Сложность и трагизм эпохи христианизации Норвегии сопряжены с одновременной борьбой за независимость от притязаний Дании, в то время уже христианской страны, становлением норвежской государственности. Борьба за веру непременно сочеталась с борьбой за светскую власть. Оба первосвятителя Норвегии – Олав I Трюггвасон и Олав II Харальдссон, прозванный Святым, погибли в этой борьбе, так и не избавив страну от вассальной зависимости, не сделав её единым норвежским государством. И лишь Харальду III Суровому удалось завершить эту борьбу – закончилось время правления Норвегией датскими королями, а новой столицей, вместо утраченного Нидароса, станет Осло.

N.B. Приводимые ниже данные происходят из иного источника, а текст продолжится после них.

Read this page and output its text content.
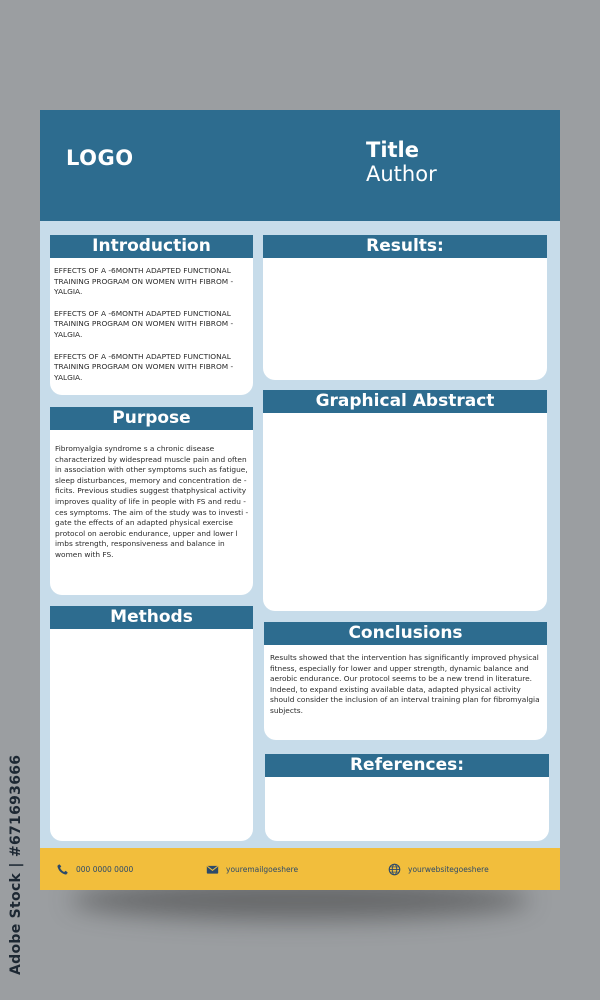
LOGO	Title
Author
Introduction

EFFECTS OF A -6MONTH ADAPTED FUNCTIONAL TRAINING PROGRAM ON WOMEN WITH FIBROM -YALGIA.

EFFECTS OF A -6MONTH ADAPTED FUNCTIONAL TRAINING PROGRAM ON WOMEN WITH FIBROM -YALGIA.

EFFECTS OF A -6MONTH ADAPTED FUNCTIONAL TRAINING PROGRAM ON WOMEN WITH FIBROM -YALGIA.

Purpose
Fibromyalgia syndrome s a chronic disease characterized by widespread muscle pain and often in association with other symptoms such as fatigue, sleep disturbances, memory and concentration de -ficits. Previous studies suggest thatphysical activity improves quality of life in people with FS and redu -ces symptoms. The aim of the study was to investi -gate the effects of an adapted physical exercise protocol on aerobic endurance, upper and lower l imbs strength, responsiveness and balance in women with FS.
Methods
Results:
Graphical Abstract
Conclusions
Results showed that the intervention has significantly improved physical fitness, especially for lower and upper strength, dynamic balance and aerobic endurance. Our protocol seems to be a new trend in literature. Indeed, to expand existing available data, adapted physical activity should consider the inclusion of an interval training plan for fibromyalgia subjects.
References:
000 0000 0000	youremailgoeshere	yourwebsitegoeshere
Adobe Stock | #671693666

Рассматривая процесс христианизации Норвегии, имеет смысл провести границу между всей Скандинавией (Швеция крестилась во второй половине XI в, а Исландия в самом конце XI в) и самой Норвегией. Это необходимо в связи с тем, что некоторые явления данного процесса совершенно отсутствуют в соседних странах. Так, например, в Норвегии были обнаружены кельтские и английские памятные камни и кресты, чего не наблюдается в соседних северных странах. Кроме того, зарубежные контакты каждой из стран уникальны и не менее уникальны внутренние географические условия. Уже эти элементы должны бы быть достаточны, чтобы понять, с какой осторожностью нужно подгонять норвежскую историю христианства и церкви в строгую канву общей скандинавской Истории.
Исторические факты, знаменовавшие смену веры в Норвегии, нельзя назвать однозначными. Средневековая историография настойчиво и почти единодушно представляет христианизацию Норвегии, как дело Римской церкви. Новая вера была принесена на дальние берега Северного моря с Британских островов и из Франции, Германии через Данию. Роль Олава Трюггвасона как инициатора введения христианства, возможно, была сильно преувеличена, если брать в расчёт только тексты саг.
Согласно исторической традиции, которую ни историки, ни другие специалисты не оспаривали сколько-нибудь серьезно, четыре последовательно (с небольшими перерывами) правивших норвежских конунга – короля, начиная с Олава Трюггвасона, были связаны крепкими личными узами с Восточной Европой, в первую очередь с Русью, или Гардарике. Каждый из них – Олав Трюггвасон и Олав Святой, Магнус Добрый и Харальд Суровый – провели некоторое время в Гардарике и установили династические связи между этой страной и дальним северо-западным уголком Европы по имени Норвегия. Более того, имеется множество свидетельств, что Харальд Суровый был не понаслышке знаком и с Византией, где он находился на военной службе в 1030-1040-е годы. Ни одна из этих поездок, конечно, не была частным, сугубо личным предприятием, касающимся одного лишь правящего или будущего государя.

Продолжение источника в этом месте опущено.